Pressure increases for U.S. to call ISIS attacks genocide

The Obama administration this week faced intensifying pressure from lawmakers and activists to label what ISIS is doing in Syria and Iraq a genocide.

Advocates of religious freedom stepped up their campaign with a petition and a commercial to be aired on cable news channels, demanding the United States make a legal determination to call the atrocities by ISIS a genocide, actions that include brutal attacks on the Yazidis in Iraq and the bloody beheading of Christians.

A website operated by the Knights of Columbus and listing representatives of several denominations counts presidential candidates such as Ted Cruz and Marco Rubio among their backers, as well as religious figures including Pope Francis, Cardinal Timothy Dolan of New York, and Archbishop Jose Gomez of Los Angeles. Even former Secretary of State Hillary Clinton has weighed in, declaring in December, “What is happening is genocide.”

At three separate hearings this week, Secretary of State John Kerry was pressed by Republican lawmakers.

“It’s time for America to act,” said Republican Rep.

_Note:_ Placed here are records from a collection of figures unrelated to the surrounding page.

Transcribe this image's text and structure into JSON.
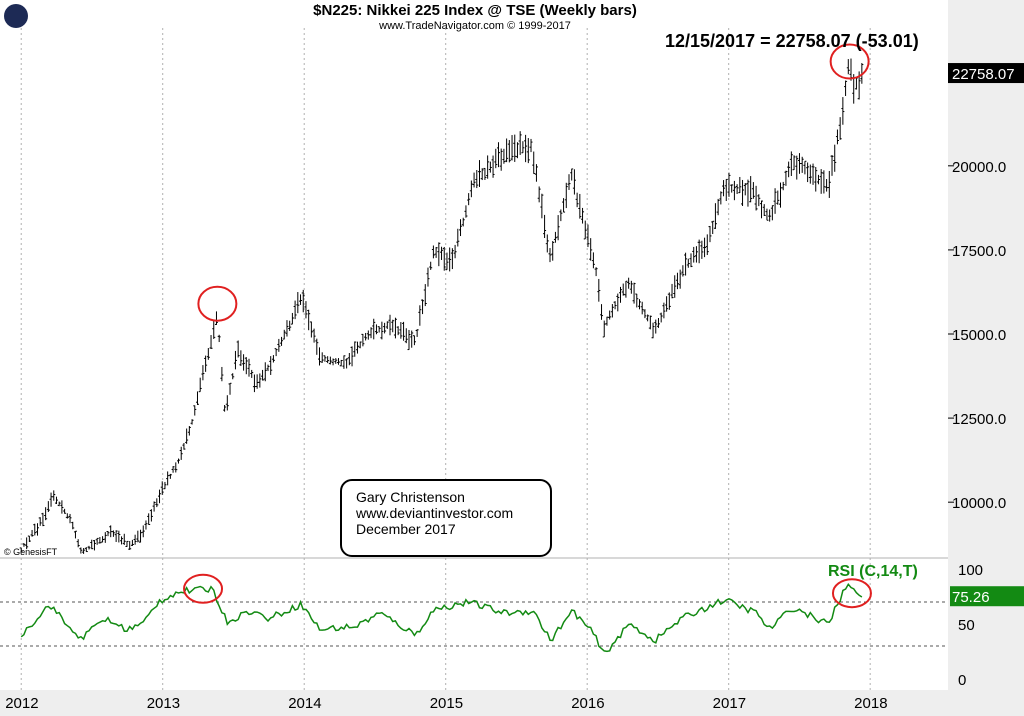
{
  "header": {
    "title": "$N225:  Nikkei 225 Index @ TSE  (Weekly bars)",
    "copyright": "www.TradeNavigator.com © 1999-2017",
    "last_value_label": "12/15/2017 = 22758.07 (-53.01)"
  },
  "watermark": "© GenesisFT",
  "note_box": {
    "line1": "Gary Christenson",
    "line2": "www.deviantinvestor.com",
    "line3": "December 2017"
  },
  "colors": {
    "price_bars": "#000000",
    "rsi_line": "#138a13",
    "highlight_circle": "#e02020",
    "grid": "#b0b0b0",
    "axis_background": "#eeeeee"
  },
  "chart_data": [
    {
      "type": "ohlc",
      "title": "$N225:  Nikkei 225 Index @ TSE  (Weekly bars)",
      "x_ticks": [
        "2012",
        "2013",
        "2014",
        "2015",
        "2016",
        "2017",
        "2018"
      ],
      "y_ticks": [
        "10000.0",
        "12500.0",
        "15000.0",
        "17500.0",
        "20000.0"
      ],
      "ylim": [
        8400,
        23800
      ],
      "last_value_tag": "22758.07",
      "grid": true,
      "series_path": [
        [
          "2012-01-01",
          8600
        ],
        [
          "2012-02-15",
          9300
        ],
        [
          "2012-03-25",
          10200
        ],
        [
          "2012-05-10",
          9400
        ],
        [
          "2012-06-05",
          8500
        ],
        [
          "2012-07-15",
          8800
        ],
        [
          "2012-08-20",
          9100
        ],
        [
          "2012-10-10",
          8700
        ],
        [
          "2012-11-15",
          9200
        ],
        [
          "2013-01-01",
          10400
        ],
        [
          "2013-02-15",
          11300
        ],
        [
          "2013-03-20",
          12500
        ],
        [
          "2013-05-22",
          15600
        ],
        [
          "2013-06-10",
          12700
        ],
        [
          "2013-07-15",
          14500
        ],
        [
          "2013-09-01",
          13500
        ],
        [
          "2013-10-15",
          14300
        ],
        [
          "2013-12-27",
          16100
        ],
        [
          "2014-02-10",
          14300
        ],
        [
          "2014-04-15",
          14100
        ],
        [
          "2014-06-15",
          15000
        ],
        [
          "2014-08-10",
          15300
        ],
        [
          "2014-10-15",
          14800
        ],
        [
          "2014-12-01",
          17500
        ],
        [
          "2015-01-15",
          17100
        ],
        [
          "2015-03-15",
          19500
        ],
        [
          "2015-06-15",
          20500
        ],
        [
          "2015-08-10",
          20600
        ],
        [
          "2015-09-28",
          17200
        ],
        [
          "2015-11-20",
          19800
        ],
        [
          "2016-01-25",
          16800
        ],
        [
          "2016-02-12",
          15200
        ],
        [
          "2016-04-15",
          16500
        ],
        [
          "2016-06-24",
          15100
        ],
        [
          "2016-09-01",
          16800
        ],
        [
          "2016-11-15",
          17900
        ],
        [
          "2016-12-20",
          19400
        ],
        [
          "2017-03-01",
          19300
        ],
        [
          "2017-04-14",
          18400
        ],
        [
          "2017-06-15",
          20100
        ],
        [
          "2017-08-15",
          19700
        ],
        [
          "2017-09-15",
          19300
        ],
        [
          "2017-10-20",
          21500
        ],
        [
          "2017-11-09",
          23300
        ],
        [
          "2017-11-20",
          22300
        ],
        [
          "2017-12-15",
          22758
        ]
      ],
      "annotations": [
        {
          "type": "circle",
          "date": "2013-05-22",
          "value": 15900
        },
        {
          "type": "circle",
          "date": "2017-11-09",
          "value": 23100
        }
      ]
    },
    {
      "type": "line",
      "title": "RSI (C,14,T)",
      "y_ticks": [
        "100",
        "50",
        "0"
      ],
      "reference_lines": [
        70,
        30
      ],
      "ylim": [
        -10,
        110
      ],
      "last_value_tag": "75.26",
      "series": [
        {
          "name": "RSI (C,14,T)",
          "points": [
            [
              "2012-01-01",
              40
            ],
            [
              "2012-03-15",
              68
            ],
            [
              "2012-05-15",
              42
            ],
            [
              "2012-06-10",
              38
            ],
            [
              "2012-08-01",
              55
            ],
            [
              "2012-10-01",
              45
            ],
            [
              "2012-11-10",
              50
            ],
            [
              "2012-12-20",
              70
            ],
            [
              "2013-02-01",
              78
            ],
            [
              "2013-03-01",
              80
            ],
            [
              "2013-05-10",
              82
            ],
            [
              "2013-06-15",
              52
            ],
            [
              "2013-08-15",
              62
            ],
            [
              "2013-10-01",
              55
            ],
            [
              "2013-12-25",
              68
            ],
            [
              "2014-02-10",
              45
            ],
            [
              "2014-05-15",
              48
            ],
            [
              "2014-07-15",
              60
            ],
            [
              "2014-10-15",
              40
            ],
            [
              "2014-12-01",
              63
            ],
            [
              "2015-03-01",
              70
            ],
            [
              "2015-06-01",
              60
            ],
            [
              "2015-08-15",
              62
            ],
            [
              "2015-09-28",
              35
            ],
            [
              "2015-11-25",
              62
            ],
            [
              "2016-01-20",
              40
            ],
            [
              "2016-02-12",
              22
            ],
            [
              "2016-04-20",
              50
            ],
            [
              "2016-06-24",
              35
            ],
            [
              "2016-09-01",
              55
            ],
            [
              "2016-12-20",
              72
            ],
            [
              "2017-03-15",
              60
            ],
            [
              "2017-04-15",
              45
            ],
            [
              "2017-06-15",
              65
            ],
            [
              "2017-09-15",
              50
            ],
            [
              "2017-10-25",
              80
            ],
            [
              "2017-11-09",
              85
            ],
            [
              "2017-12-15",
              75.26
            ]
          ]
        }
      ],
      "annotations": [
        {
          "type": "circle",
          "date": "2013-04-15",
          "value": 82
        },
        {
          "type": "circle",
          "date": "2017-11-15",
          "value": 78
        }
      ]
    }
  ]
}
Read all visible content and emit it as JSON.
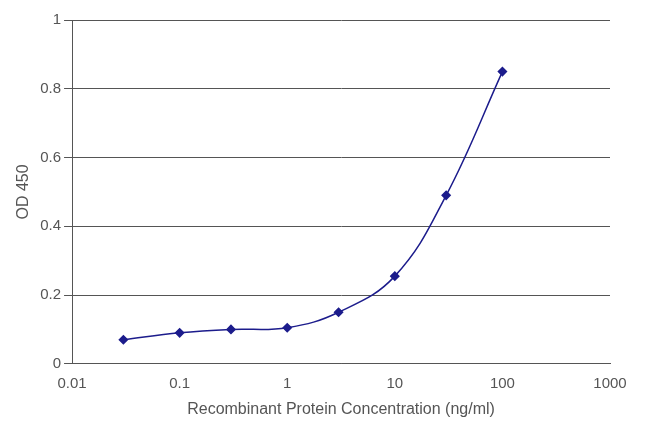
{
  "chart_data": {
    "type": "line",
    "x_label": "Recombinant Protein Concentration (ng/ml)",
    "y_label": "OD 450",
    "x": [
      0.03,
      0.1,
      0.3,
      1,
      3,
      10,
      30,
      100
    ],
    "values": [
      0.07,
      0.09,
      0.1,
      0.105,
      0.15,
      0.255,
      0.49,
      0.85
    ],
    "color": "#1c1c8c",
    "marker": "diamond",
    "line_style": "smooth",
    "log": "x",
    "xlim": [
      0.01,
      1000
    ],
    "xticks": [
      0.01,
      0.1,
      1,
      10,
      100,
      1000
    ],
    "ylim": [
      0,
      1
    ],
    "yticks": [
      0,
      0.2,
      0.4,
      0.6,
      0.8,
      1
    ],
    "grid": "y"
  }
}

Dana Rohrabacher of California at Thursday’s hearing. “We are talking about the lives of tens of thousands of people who are brutally being brutally slaughtered, targeted for genocide.”

“I share just a huge sense of revulsion over these acts,” Kerry told lawmakers Wednesday. While he promised a decision soon, he said fact-gathering and legal analysis were required first.

“We are currently doing what I have to do, which is review very carefully the legal standards and precedents,” he said.

Thousands of members of the Yazidi religious sect in Iraq have been killed by ISIS fighters, activists say, starting with an attack on them in 2014 in Sinjar, Iraq.

One Yazidi, Sabah Mirza Mahmoud, told CNN afterward, “ISIS killed my dad, my uncles, they kidnapped 25 relatives, including women.” Another said, “A man was shot next to me, and fell on me. I was covered with his blood.”

Many of the victims said the Islamic State attacked them because of their religion.

A 19-year-old Yazidi woman who escaped said ISIS fighters came to her village and said, “You have to convert to Islam, or we will kill you.”

And a woman who said she had been captured and raped told CNN that her ISIS captor said, “Anyone who doesn’t convert to Islam, we will kill the males and ‘marry’ the girls.”

But Christian advocacy organizations and some lawmakers say the Yazidis are not the only victims, and are demanding that the administration declare that Christians are victims of ISIS genocide, too.

They point to the brutal beheadings by ISIS of Christians from Ethiopia and Christians from Egypt, and to ISIS propaganda that explicitly pledges to wage war on Christians. One issue of their magazine Dabiq showed an ISIS flag flying over the Vatican, with an article saying, “We will conquer your Rome, break your crosses, and enslave your women.”

U.S. officials tell CNN there has been a debate inside the White House and the State Department going back to last year over whether to invoke the genocide label.

“There are lawyers considering whether or not that term can be properly applied in this scenario,” White House spokesman Josh Earnest said earlier this month. “It has significant consequences, and it matters for a whole variety of reasons, both legal and moral.”

But he added that the designation would not change the administration’s response, which he described as an aggressive campaign to push back ISIS, coupled with efforts to protect minorities, such as the coalition effort to help Yazidis escape from Sinjar.

In general, genocide characterizes the systematic destruction of a national or ethnic group, specifically by execution or murder.

One thing a genocide designation could do for victims is bolster their asylum claims in other countries, according to Travis Weber, director of the Center for Religious Liberty at the Family Research Council.

“They can say, ‘Look, it’s been clearly established that we’re the target of genocide based on our religion,’ ” he said.

But such a designation could also open complicated questions about U.S. obligations to refugees and asylum seekers from Syria and Iraq, and to calls for greater U.S. military engagement. While there are no concrete steps it would specifically require the administration to take, it could rally the international community to step up the campaign against ISIS, according to former State Department senior adviser Robert McKenzie, now at the Brookings Institution.

“That would not only mean more bombing. Potentially, that would also mean more support to displaced persons,” he said.

Still, McKenzie said, a genocide label is unlikely to have a practical effect on Islamic State’s violent ambitions.

“I mean, this is a group that has an apocalyptic worldview,” he said. “I don’t suspect that this is going to impact the way that they operate.”